= Janko Gredelj =

Janko Gredelj (28 March 1916 – 23 December 1941) was a Yugoslav communist and one of the organizers of the antifascist struggle in Zagreb in 1941.

He was born in Zagreb in 1916. After finishing public school, he went on railway school. He also got the job there. In 1937, he became a member of the Young Communist League of Yugoslavia, and the next year a member of the Communist Party of Yugoslavia. After invasion of Yugoslavia by Axis powers in 1941, he was one of the organizers of the shock groups at the railway in Zagreb. He participated in a few diversions: attack at the Gestapo agents in Bukovačka street and theft of 60 rifles, 10,000 bullets and some hand grenades from Germans' wagons at the West railway station in Zagreb.

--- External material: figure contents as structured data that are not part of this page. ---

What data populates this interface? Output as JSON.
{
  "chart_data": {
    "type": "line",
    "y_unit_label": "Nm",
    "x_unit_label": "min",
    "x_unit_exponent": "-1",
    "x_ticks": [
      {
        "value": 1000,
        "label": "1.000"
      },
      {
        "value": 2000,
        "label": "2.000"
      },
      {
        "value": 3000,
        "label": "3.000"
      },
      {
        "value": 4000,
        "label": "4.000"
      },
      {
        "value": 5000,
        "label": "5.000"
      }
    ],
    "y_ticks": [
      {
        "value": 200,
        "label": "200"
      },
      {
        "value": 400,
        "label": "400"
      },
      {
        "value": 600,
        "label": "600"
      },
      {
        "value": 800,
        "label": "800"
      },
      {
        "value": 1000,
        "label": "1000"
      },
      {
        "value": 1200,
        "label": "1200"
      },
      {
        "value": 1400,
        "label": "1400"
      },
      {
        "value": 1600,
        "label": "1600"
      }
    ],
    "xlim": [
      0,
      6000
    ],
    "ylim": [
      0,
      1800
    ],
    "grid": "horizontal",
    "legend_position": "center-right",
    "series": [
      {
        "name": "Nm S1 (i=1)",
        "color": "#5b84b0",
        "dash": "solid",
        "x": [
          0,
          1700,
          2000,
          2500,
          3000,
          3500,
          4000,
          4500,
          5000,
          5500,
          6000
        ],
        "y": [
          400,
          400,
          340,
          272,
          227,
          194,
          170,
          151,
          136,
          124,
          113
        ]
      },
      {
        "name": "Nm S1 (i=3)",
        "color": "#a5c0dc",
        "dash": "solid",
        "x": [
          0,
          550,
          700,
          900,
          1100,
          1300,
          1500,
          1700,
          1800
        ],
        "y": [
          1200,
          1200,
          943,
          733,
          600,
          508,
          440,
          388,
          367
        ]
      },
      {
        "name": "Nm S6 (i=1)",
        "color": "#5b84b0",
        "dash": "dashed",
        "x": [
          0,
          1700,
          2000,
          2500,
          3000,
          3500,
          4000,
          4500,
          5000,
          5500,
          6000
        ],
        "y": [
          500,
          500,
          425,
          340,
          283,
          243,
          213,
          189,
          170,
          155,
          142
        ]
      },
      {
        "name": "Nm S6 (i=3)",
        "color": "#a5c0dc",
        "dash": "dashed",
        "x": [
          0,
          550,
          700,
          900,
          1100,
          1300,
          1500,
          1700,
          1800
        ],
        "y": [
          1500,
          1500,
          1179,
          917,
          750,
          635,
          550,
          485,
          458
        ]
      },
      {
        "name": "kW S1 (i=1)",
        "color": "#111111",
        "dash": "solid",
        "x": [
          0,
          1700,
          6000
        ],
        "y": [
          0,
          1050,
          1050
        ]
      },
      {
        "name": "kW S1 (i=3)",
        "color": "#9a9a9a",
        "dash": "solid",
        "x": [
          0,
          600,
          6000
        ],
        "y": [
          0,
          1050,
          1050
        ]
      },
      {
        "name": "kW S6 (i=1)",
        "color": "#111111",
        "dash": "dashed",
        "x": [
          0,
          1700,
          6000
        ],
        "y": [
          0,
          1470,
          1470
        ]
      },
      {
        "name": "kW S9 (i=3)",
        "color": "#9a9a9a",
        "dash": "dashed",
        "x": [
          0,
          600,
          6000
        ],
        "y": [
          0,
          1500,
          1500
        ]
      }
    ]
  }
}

Gredelj was arrested by the Ustashe in the summer of 1941. He was tortured in prison, but said nothing. He was set free, since there was not enough evidences to prove his guilt. After that, he was appointed to work in illegal press cell of the Communist Party of Croatia in Klaićeva street. Ustasha agents discovered illegal press room on 23 December 1941, and tried to arrest Gredelj. He started shooting and tried to escape, but was mortally wounded. He was transported to Vinogradska street hospital where he soon died of wounds.

He was posthumously proclaimed a People's Hero of Yugoslavia in 1951.

A company TŽV Gredelj bears the name after him.